I’m relatively new to freelancing and it’s growing on me. I like working with a range of different clients. I like having a variety of projects to work on. I like the flexibility that having a home-based business brings. And, I like the fact I can schedule an exercise class or meet a friend for coffee during business hours.
But, along with tax, setting freelance rates is one of the aspects of running a writing business that I find most stressful.
It seems there is absolutely no such thing as a set fee for set work. I can’t even establish my own set freelance rates or set billing unit. Is it per hour, per day, or per project?
Let’s have a look at the variability in some of my current projects.
Agreed freelance rates and methods of payment include being paid:
- In advance for chunks of time. Let’s call the hourly freelance rate equivalent to 3 apples.
- A daily rate to sit in someone else’s office to do the work. Equivalent hourly rate of 1 apple.
- Per project based on an estimate of time taken and calculated against an hourly rate of 2 apples.
- A set hourly rate of 2 apples per hour.

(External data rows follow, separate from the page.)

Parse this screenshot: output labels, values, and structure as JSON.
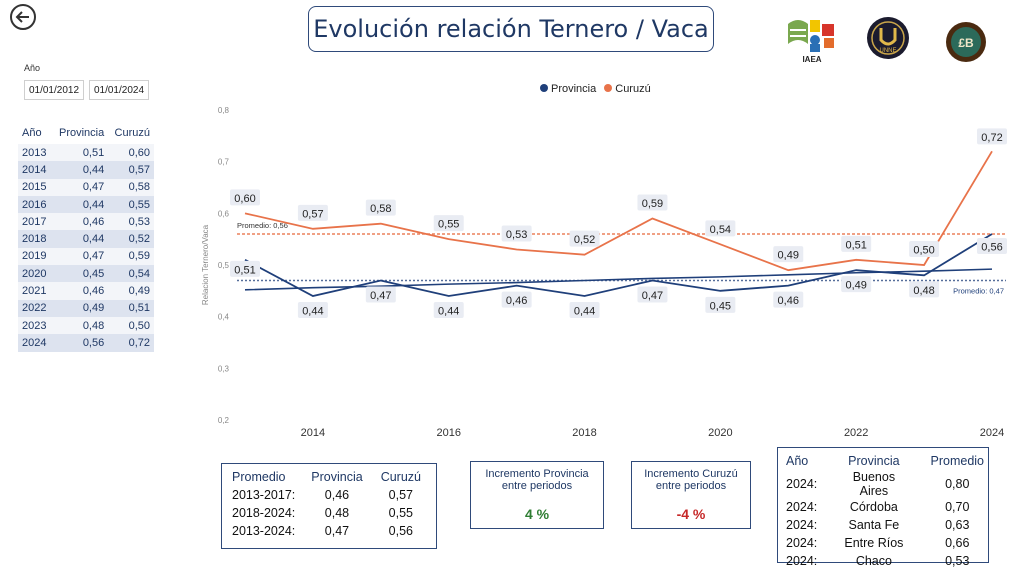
{
  "title": "Evolución relación Ternero / Vaca",
  "filters": {
    "label": "Año",
    "start": "01/01/2012",
    "end": "01/01/2024"
  },
  "logos": {
    "iaea_text": "IAEA",
    "unne_text": "UNNE"
  },
  "left_table": {
    "headers": [
      "Año",
      "Provincia",
      "Curuzú"
    ],
    "rows": [
      [
        "2013",
        "0,51",
        "0,60"
      ],
      [
        "2014",
        "0,44",
        "0,57"
      ],
      [
        "2015",
        "0,47",
        "0,58"
      ],
      [
        "2016",
        "0,44",
        "0,55"
      ],
      [
        "2017",
        "0,46",
        "0,53"
      ],
      [
        "2018",
        "0,44",
        "0,52"
      ],
      [
        "2019",
        "0,47",
        "0,59"
      ],
      [
        "2020",
        "0,45",
        "0,54"
      ],
      [
        "2021",
        "0,46",
        "0,49"
      ],
      [
        "2022",
        "0,49",
        "0,51"
      ],
      [
        "2023",
        "0,48",
        "0,50"
      ],
      [
        "2024",
        "0,56",
        "0,72"
      ]
    ]
  },
  "chart_data": {
    "type": "line",
    "ylabel": "Relacion Ternero/Vaca",
    "ylim": [
      0.2,
      0.8
    ],
    "yticks": [
      0.2,
      0.3,
      0.4,
      0.5,
      0.6,
      0.7,
      0.8
    ],
    "ytick_labels": [
      "0,2",
      "0,3",
      "0,4",
      "0,5",
      "0,6",
      "0,7",
      "0,8"
    ],
    "x": [
      2013,
      2014,
      2015,
      2016,
      2017,
      2018,
      2019,
      2020,
      2021,
      2022,
      2023,
      2024
    ],
    "xticks": [
      2014,
      2016,
      2018,
      2020,
      2022,
      2024
    ],
    "series": [
      {
        "name": "Provincia",
        "color": "#1f3f7a",
        "values": [
          0.51,
          0.44,
          0.47,
          0.44,
          0.46,
          0.44,
          0.47,
          0.45,
          0.46,
          0.49,
          0.48,
          0.56
        ],
        "labels": [
          "0,51",
          "0,44",
          "0,47",
          "0,44",
          "0,46",
          "0,44",
          "0,47",
          "0,45",
          "0,46",
          "0,49",
          "0,48",
          "0,56"
        ],
        "trend": [
          0.452,
          0.456,
          0.459,
          0.463,
          0.466,
          0.47,
          0.474,
          0.477,
          0.481,
          0.485,
          0.488,
          0.492
        ],
        "average": 0.47,
        "average_label": "Promedio: 0,47"
      },
      {
        "name": "Curuzú",
        "color": "#e8734a",
        "values": [
          0.6,
          0.57,
          0.58,
          0.55,
          0.53,
          0.52,
          0.59,
          0.54,
          0.49,
          0.51,
          0.5,
          0.72
        ],
        "labels": [
          "0,60",
          "0,57",
          "0,58",
          "0,55",
          "0,53",
          "0,52",
          "0,59",
          "0,54",
          "0,49",
          "0,51",
          "0,50",
          "0,72"
        ],
        "average": 0.56,
        "average_label": "Promedio: 0,56"
      }
    ]
  },
  "promedio_table": {
    "headers": [
      "Promedio",
      "Provincia",
      "Curuzú"
    ],
    "rows": [
      [
        "2013-2017:",
        "0,46",
        "0,57"
      ],
      [
        "2018-2024:",
        "0,48",
        "0,55"
      ],
      [
        "2013-2024:",
        "0,47",
        "0,56"
      ]
    ]
  },
  "kpi_provincia": {
    "label_line1": "Incremento Provincia",
    "label_line2": "entre periodos",
    "value": "4 %",
    "color": "#2e7d32"
  },
  "kpi_curuzu": {
    "label_line1": "Incremento Curuzú",
    "label_line2": "entre periodos",
    "value": "-4 %",
    "color": "#c62828"
  },
  "provincias_table": {
    "headers": [
      "Año",
      "Provincia",
      "Promedio"
    ],
    "rows": [
      [
        "2024:",
        "Buenos Aires",
        "0,80"
      ],
      [
        "2024:",
        "Córdoba",
        "0,70"
      ],
      [
        "2024:",
        "Santa Fe",
        "0,63"
      ],
      [
        "2024:",
        "Entre Ríos",
        "0,66"
      ],
      [
        "2024:",
        "Chaco",
        "0,53"
      ]
    ]
  }
}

Are you confused yet? I am. As far as I’m concerned I provide the same love, care, skill and experience into every piece of writing I do. But clearly equal pay for equal work does not apply.

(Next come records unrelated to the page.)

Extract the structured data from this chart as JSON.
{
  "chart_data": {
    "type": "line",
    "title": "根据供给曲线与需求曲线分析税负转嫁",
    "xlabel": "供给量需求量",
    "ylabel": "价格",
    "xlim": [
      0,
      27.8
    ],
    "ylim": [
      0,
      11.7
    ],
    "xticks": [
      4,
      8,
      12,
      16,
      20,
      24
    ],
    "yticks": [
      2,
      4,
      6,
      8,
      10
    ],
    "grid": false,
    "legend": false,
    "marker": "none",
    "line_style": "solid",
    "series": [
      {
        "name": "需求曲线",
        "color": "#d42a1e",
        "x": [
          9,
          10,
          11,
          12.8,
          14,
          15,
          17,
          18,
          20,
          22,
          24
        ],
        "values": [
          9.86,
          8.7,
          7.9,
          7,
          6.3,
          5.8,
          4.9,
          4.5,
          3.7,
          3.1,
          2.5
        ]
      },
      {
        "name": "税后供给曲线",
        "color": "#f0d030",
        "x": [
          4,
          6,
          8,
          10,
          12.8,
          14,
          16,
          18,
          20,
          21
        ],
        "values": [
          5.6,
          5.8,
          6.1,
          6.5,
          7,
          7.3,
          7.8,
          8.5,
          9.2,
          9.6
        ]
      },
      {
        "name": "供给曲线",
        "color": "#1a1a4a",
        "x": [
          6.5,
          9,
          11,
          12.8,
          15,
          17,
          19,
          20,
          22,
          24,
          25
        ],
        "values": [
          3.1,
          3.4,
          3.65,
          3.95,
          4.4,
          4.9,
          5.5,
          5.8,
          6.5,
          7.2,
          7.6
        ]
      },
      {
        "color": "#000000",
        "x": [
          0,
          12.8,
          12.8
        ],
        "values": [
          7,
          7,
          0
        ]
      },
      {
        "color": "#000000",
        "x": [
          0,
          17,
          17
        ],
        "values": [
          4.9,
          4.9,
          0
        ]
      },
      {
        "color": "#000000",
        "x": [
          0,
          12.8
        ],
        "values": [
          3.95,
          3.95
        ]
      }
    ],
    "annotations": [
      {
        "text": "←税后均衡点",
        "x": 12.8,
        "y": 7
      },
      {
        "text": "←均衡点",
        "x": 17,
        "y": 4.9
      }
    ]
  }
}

When setting my freelance rates I take into consideration things like:
- How much I want to do the work. One project I deliberately priced myself out of the market because I really didn’t want to do it. But for complicated reasons didn’t want to say a flat no either. It worked.
- Whether it is a slow time or a frantic time. Clearly if it is slow I’m tempted to take a lower rate because something is better than nothing.
- How much work there will be. Is it one off or a series of regular articles. I’m happier to accept a lower rate for regular work.
- The relationship I have with the client. With one client who is an absolute dream to work with I found myself giving a discount off my quoted rate. This was because I was able to do the work more quickly than I’d estimated. I wouldn’t do that for every client.
- What other benefits I might gain from doing the work. Exposure to people that might bear fruit in the future. I accepted the low paying daily rate job on exactly this premise. I thought I had a lot to gain beyond monetary compensation. So as a package it was attractive.
Clients appear to determine what rates they pay freelancers based on:
- The project budget – and that is a black box for the writer.
- How much they like you – do you turn in high-quality work on time? Have you got a good relationship with the client?
- Your experience and any specialised skills or knowledge you have.
- How well you know their business.
- How desperate they are for the work to be done.
That’s at least 10 different variables that go into negotiating freelance rates.
There’s no predictive algorithm that could estimate an agreed freelance rate in advance based on this. So here are the strategies I’ve employed to negotiate agreements that suit all parties:
- Build good relationships and have honest and open conversations. This has really helped me get my rates over the line more than once.
- Ask colleagues and friends for their advice and their freelance rates. Then, average what they say, divide it by my shoe size and give it a go. This hasn’t been such a bad approach and it usually ends up pretty spot on.
- Ask a mentor or coach. They have been there and done that. I find talking these issues over with my executive coach invaluable.
So I haven’t yet found one right answer to setting freelance rates. Science, art and guesswork seem to be all mixed up together. And that’s what makes freelancing such fun.
How do you set your freelance rates? If you’ve got something more systematic I’d love to hear about it.